Oreste non pensava lucidamente, la vita gli stava sfuggendo via assieme a tutto quel sangue misto a urina. Anche il contenuto del suo intestino gli stava scivolando via riempiendo il letto di materia fecale color verde.
Una patina gli era calata davanti agli occhi, il viso della sua assassina era sempre più appannato. Poteva vederla mentre baciava il suo cazzo, si passava il sangue sul corpo disegnando figure che assomigliavano ai tatuaggi indiani. Lo stringeva alla base per non fargli perdere l'erezione.
Poi chiuse gli occhi. Per sempre.

 

Una ragazza suonò al campanello di un appartamento in periferia.
Era tutta bagnata, indossava un impermeabile di plastica e qualche fiocchetto colorato tra i capelli.
Aprì una donna sulla cinquantina, dimessa, con delle profonde occhiaie e un brutto vestito marrone.
"Ciao, Marie" disse la donna. "Entra!"
"Ti ho portato quella cosa a cui tenevi tanto... te l'ho fatto imbalsamare, dimmi che ne pensi" disse Marie.

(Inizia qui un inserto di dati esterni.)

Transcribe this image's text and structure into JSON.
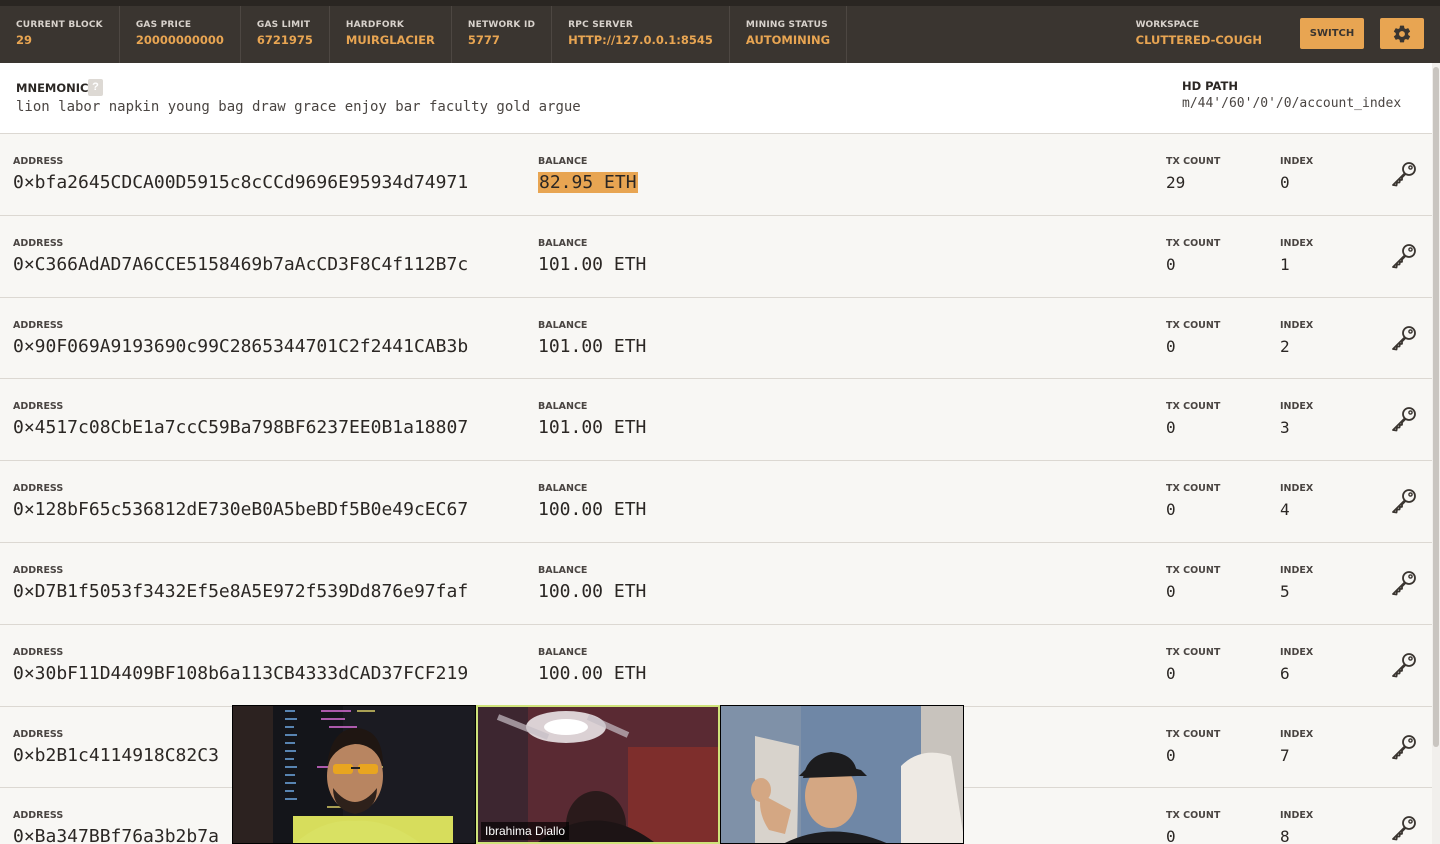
{
  "topbar": {
    "stats": [
      {
        "label": "CURRENT BLOCK",
        "value": "29"
      },
      {
        "label": "GAS PRICE",
        "value": "20000000000"
      },
      {
        "label": "GAS LIMIT",
        "value": "6721975"
      },
      {
        "label": "HARDFORK",
        "value": "MUIRGLACIER"
      },
      {
        "label": "NETWORK ID",
        "value": "5777"
      },
      {
        "label": "RPC SERVER",
        "value": "HTTP://127.0.0.1:8545"
      },
      {
        "label": "MINING STATUS",
        "value": "AUTOMINING"
      }
    ],
    "workspace_label": "WORKSPACE",
    "workspace_value": "CLUTTERED-COUGH",
    "switch_label": "SWITCH",
    "settings_icon": "gear-icon"
  },
  "mnemonic": {
    "title": "MNEMONIC",
    "help": "?",
    "words": "lion labor napkin young bag draw grace enjoy bar faculty gold argue",
    "hd_title": "HD PATH",
    "hd_path": "m/44'/60'/0'/0/account_index"
  },
  "labels": {
    "address": "ADDRESS",
    "balance": "BALANCE",
    "tx_count": "TX COUNT",
    "index": "INDEX"
  },
  "accounts": [
    {
      "address": "0×bfa2645CDCA00D5915c8cCCd9696E95934d74971",
      "balance": "82.95 ETH",
      "tx_count": "29",
      "index": "0"
    },
    {
      "address": "0×C366AdAD7A6CCE5158469b7aAcCD3F8C4f112B7c",
      "balance": "101.00 ETH",
      "tx_count": "0",
      "index": "1"
    },
    {
      "address": "0×90F069A9193690c99C2865344701C2f2441CAB3b",
      "balance": "101.00 ETH",
      "tx_count": "0",
      "index": "2"
    },
    {
      "address": "0×4517c08CbE1a7ccC59Ba798BF6237EE0B1a18807",
      "balance": "101.00 ETH",
      "tx_count": "0",
      "index": "3"
    },
    {
      "address": "0×128bF65c536812dE730eB0A5beBDf5B0e49cEC67",
      "balance": "100.00 ETH",
      "tx_count": "0",
      "index": "4"
    },
    {
      "address": "0×D7B1f5053f3432Ef5e8A5E972f539Dd876e97faf",
      "balance": "100.00 ETH",
      "tx_count": "0",
      "index": "5"
    },
    {
      "address": "0×30bF11D4409BF108b6a113CB4333dCAD37FCF219",
      "balance": "100.00 ETH",
      "tx_count": "0",
      "index": "6"
    },
    {
      "address": "0×b2B1c4114918C82C3",
      "balance": "",
      "tx_count": "0",
      "index": "7"
    },
    {
      "address": "0×Ba347BBf76a3b2b7a",
      "balance": "",
      "tx_count": "0",
      "index": "8"
    }
  ],
  "video_call": {
    "participants": [
      {
        "name": ""
      },
      {
        "name": "Ibrahima Diallo"
      },
      {
        "name": ""
      }
    ]
  },
  "colors": {
    "accent": "#e8a552",
    "topbar_bg": "#3a3530",
    "page_bg": "#f8f7f4"
  }
}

Tirò fuori un pene imbalsamato. Un feticcio perfettamente conservato, ancora eretto, liscio come se fosse di plastica, rosso sulla cappella, grasso e pasciuto.
"Grazie, è il suo, lo riconosco..."
La donna lo prese in mano, lo accarezzò un attimo compiacendosi della perfetta erezione, poi si sdraiò sul divano, alzò la gonna e, con la mano tremante per l'emozione, lo inserì delicatamente nella sua vagina rasata e pulsante.